It doesn’t. Expert midwifery care is provided by the minority of midwives who provide continutiy of care – eg for homebirths. Women, as a whole, will not be able to access this care because few midwives provide it.

“This is historic legislation for childbearing women and their families” said Dr Barbara Vernon, Executive Officer of the Australian College of Midwives.

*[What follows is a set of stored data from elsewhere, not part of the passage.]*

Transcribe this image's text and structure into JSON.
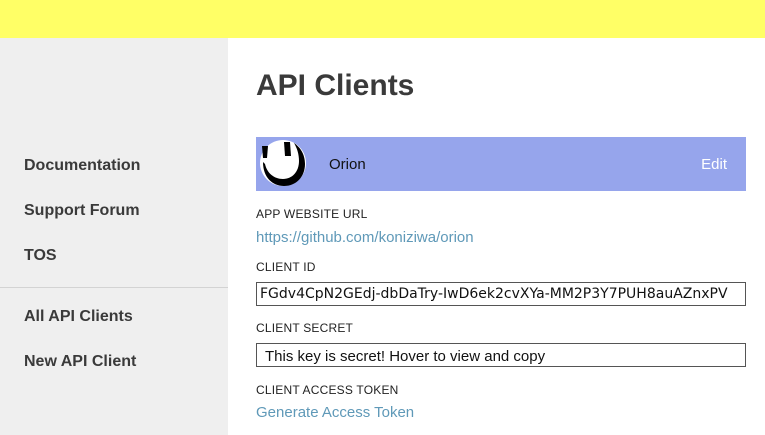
{
  "sidebar": {
    "items": [
      {
        "label": "Documentation"
      },
      {
        "label": "Support Forum"
      },
      {
        "label": "TOS"
      },
      {
        "label": "All API Clients"
      },
      {
        "label": "New API Client"
      }
    ]
  },
  "main": {
    "title": "API Clients",
    "client": {
      "name": "Orion",
      "edit_label": "Edit",
      "avatar_icon": "smiling-face-logo-icon"
    },
    "fields": {
      "app_website_url_label": "APP WEBSITE URL",
      "app_website_url": "https://github.com/koniziwa/orion",
      "client_id_label": "CLIENT ID",
      "client_id": "FGdv4CpN2GEdj-dbDaTry-IwD6ek2cvXYa-MM2P3Y7PUH8auAZnxPV",
      "client_secret_label": "CLIENT SECRET",
      "client_secret": "This key is secret! Hover to view and copy",
      "client_access_token_label": "CLIENT ACCESS TOKEN",
      "generate_token_label": "Generate Access Token"
    }
  },
  "colors": {
    "topbar": "#ffff66",
    "sidebar": "#efefef",
    "client_bar": "#96a5ec",
    "link": "#5f99b8"
  }
}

Yep – it is. For the first time in Australian history, women are denied the right to have amidwife-attended homebirth. Great step forward!

“From November next year, women will be able to choose the care of a midwife to provide their pregnancy care in the community, follow the woman into hospital to provide her labour and birth, and follow her home again afterwards to provide the vital professional support in the early weeks of caring for a newborn baby”.

So long as the woman births in hospital.

The government’s bills will pave the way for women to receive Medicare rebates for private midwifery care, as well as providing for Pharmaceutical Benefits Scheme rebates for relevant tests and drugs. One bill will specifically support eligible midwives to access professional indemnity insurance for their care.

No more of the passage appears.